Reading your description felt like I was transported back in time to when Chris had to be hospitalized. I could have written some of the exact words: I experienced weight loss (too sad and preoccupied to eat), had to trust God and doctors, dealt with insurance issues, watched Chris react to meds, therapy, his shattered life…
I’m impressed that your sister still has the fortitude to check with a neurologist to see if other physical conditions may be contributing to your nephew’s MI.
May God continue to strengthen you and your sister’s family,
Hi Vicki and Kerryn, I was wondering has anyone received any treatment for MI w/o the use of heavily sedatiting the patient? My nephew has been in out patient group therapy for approx 21 days. They have increased his dosage of meds. I’ve read that in some cases the meds make the symptoms worse. I think my nephew is going to stop therapy. My sister hoping to get a refferal for a one on one Dr for my nephew to talk to. Wish there was an alternative way of treating. Thanks
Wish I could help you. But, I don’t know of anyone who received treatment for MI w/o the use of heavily sedating the patient.
All I can suggest is to pray you could find a good psychiatrist who might know. Hopefully, the doctor your sister talks to will be able to suggest an alternative way of treating your nephew.

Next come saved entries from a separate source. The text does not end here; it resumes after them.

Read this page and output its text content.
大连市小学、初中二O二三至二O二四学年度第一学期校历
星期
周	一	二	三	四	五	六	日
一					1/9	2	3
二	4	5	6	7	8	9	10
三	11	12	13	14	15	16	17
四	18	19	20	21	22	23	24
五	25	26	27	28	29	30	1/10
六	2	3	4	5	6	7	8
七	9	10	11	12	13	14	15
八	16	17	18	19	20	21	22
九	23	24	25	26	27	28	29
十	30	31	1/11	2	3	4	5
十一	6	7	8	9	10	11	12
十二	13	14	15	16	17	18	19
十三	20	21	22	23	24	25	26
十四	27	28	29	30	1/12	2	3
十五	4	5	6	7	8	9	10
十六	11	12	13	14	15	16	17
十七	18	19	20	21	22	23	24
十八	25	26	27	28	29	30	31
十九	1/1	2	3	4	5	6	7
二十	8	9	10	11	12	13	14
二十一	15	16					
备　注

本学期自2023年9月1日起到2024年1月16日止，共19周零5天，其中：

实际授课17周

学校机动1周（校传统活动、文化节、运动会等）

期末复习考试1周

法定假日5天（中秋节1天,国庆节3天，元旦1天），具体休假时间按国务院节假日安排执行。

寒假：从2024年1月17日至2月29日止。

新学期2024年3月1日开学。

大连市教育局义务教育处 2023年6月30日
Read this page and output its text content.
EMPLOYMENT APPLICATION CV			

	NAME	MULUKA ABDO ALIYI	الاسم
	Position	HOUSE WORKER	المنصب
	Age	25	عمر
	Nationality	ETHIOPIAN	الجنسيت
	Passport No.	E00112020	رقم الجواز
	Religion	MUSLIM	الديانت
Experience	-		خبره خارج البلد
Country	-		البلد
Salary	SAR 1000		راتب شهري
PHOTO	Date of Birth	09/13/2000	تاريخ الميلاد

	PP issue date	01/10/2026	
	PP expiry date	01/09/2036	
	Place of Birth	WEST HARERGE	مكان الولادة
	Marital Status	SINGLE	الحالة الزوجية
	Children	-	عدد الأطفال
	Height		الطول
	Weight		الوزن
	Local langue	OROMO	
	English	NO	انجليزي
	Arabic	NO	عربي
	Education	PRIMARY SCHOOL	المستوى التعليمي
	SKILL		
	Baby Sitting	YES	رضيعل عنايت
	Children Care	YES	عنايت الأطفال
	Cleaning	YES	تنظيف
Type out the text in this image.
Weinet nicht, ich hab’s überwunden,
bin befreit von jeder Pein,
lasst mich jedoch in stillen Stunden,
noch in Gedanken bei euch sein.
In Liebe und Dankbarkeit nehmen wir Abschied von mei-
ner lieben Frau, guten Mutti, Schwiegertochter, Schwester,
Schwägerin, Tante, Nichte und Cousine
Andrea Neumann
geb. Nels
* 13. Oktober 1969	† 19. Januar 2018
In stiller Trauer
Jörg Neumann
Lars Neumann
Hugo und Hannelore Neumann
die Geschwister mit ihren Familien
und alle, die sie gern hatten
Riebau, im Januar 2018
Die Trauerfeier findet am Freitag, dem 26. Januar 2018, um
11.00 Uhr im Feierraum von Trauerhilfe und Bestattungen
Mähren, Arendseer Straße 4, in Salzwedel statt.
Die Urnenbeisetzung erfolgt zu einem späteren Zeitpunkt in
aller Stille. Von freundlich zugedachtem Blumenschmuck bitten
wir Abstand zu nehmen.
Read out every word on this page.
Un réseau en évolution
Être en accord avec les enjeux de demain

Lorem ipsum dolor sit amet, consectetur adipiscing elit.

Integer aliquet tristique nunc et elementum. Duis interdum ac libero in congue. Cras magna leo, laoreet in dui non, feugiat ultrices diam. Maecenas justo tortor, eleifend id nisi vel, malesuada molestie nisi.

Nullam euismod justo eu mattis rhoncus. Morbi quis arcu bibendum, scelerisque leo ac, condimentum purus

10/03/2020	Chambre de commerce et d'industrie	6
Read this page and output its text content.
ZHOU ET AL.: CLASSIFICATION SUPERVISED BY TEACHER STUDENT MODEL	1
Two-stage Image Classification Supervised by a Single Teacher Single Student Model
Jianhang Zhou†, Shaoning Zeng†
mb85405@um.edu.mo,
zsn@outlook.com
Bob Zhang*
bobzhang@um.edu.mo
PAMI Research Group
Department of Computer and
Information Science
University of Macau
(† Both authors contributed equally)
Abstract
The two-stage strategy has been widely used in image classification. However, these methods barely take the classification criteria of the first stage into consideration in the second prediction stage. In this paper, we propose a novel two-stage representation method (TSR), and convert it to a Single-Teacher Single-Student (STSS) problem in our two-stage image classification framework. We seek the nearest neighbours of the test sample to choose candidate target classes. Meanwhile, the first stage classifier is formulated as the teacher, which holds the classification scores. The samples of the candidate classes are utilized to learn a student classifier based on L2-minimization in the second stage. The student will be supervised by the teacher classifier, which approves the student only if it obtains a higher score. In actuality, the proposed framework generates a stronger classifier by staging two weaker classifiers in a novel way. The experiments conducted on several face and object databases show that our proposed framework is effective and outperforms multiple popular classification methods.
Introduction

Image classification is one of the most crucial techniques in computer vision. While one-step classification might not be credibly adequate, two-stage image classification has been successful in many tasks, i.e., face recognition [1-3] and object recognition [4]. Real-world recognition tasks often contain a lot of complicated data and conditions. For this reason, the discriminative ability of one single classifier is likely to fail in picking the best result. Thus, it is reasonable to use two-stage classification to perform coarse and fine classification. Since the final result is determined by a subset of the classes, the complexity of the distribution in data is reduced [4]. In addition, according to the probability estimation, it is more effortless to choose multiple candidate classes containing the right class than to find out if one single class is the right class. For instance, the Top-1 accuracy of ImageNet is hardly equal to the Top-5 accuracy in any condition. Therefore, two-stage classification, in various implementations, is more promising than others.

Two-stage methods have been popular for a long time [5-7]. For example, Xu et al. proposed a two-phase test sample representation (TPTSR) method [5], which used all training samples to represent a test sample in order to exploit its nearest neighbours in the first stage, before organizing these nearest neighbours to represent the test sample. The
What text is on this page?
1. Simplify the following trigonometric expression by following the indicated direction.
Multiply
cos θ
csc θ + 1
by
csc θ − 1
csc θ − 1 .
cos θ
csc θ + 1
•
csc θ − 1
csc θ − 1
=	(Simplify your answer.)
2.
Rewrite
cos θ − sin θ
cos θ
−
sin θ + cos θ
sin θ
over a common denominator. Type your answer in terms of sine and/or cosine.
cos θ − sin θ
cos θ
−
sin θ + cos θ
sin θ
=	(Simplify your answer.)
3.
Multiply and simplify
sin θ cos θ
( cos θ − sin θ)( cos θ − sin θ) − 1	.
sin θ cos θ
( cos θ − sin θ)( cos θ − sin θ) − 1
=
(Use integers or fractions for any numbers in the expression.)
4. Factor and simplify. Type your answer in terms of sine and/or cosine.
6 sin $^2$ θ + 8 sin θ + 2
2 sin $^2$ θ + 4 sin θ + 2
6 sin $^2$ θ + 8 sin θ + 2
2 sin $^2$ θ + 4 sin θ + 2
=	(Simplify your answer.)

As a way of encouraging you, I can share an example of when I was in a similar place. Chris’s MI had been treated successfully with several meds. Suddenly, he started to unravel again. His psychiatrist said it was due to the fact that Chris’s body chemistry had changed (no uncommon for adolescents). I instantly began to panic, assuming Chris would forever remain in his fragile condition. But then the dr. said there are many other meds to try. He assured me we’d find another treatment. And we did (different meds).
My final word: I’ve learned that my hope can’t lie in meds (since Chris has opted to go off all his meds); it has to be in the Lord. I’m grateful you’re hanging onto that same hope.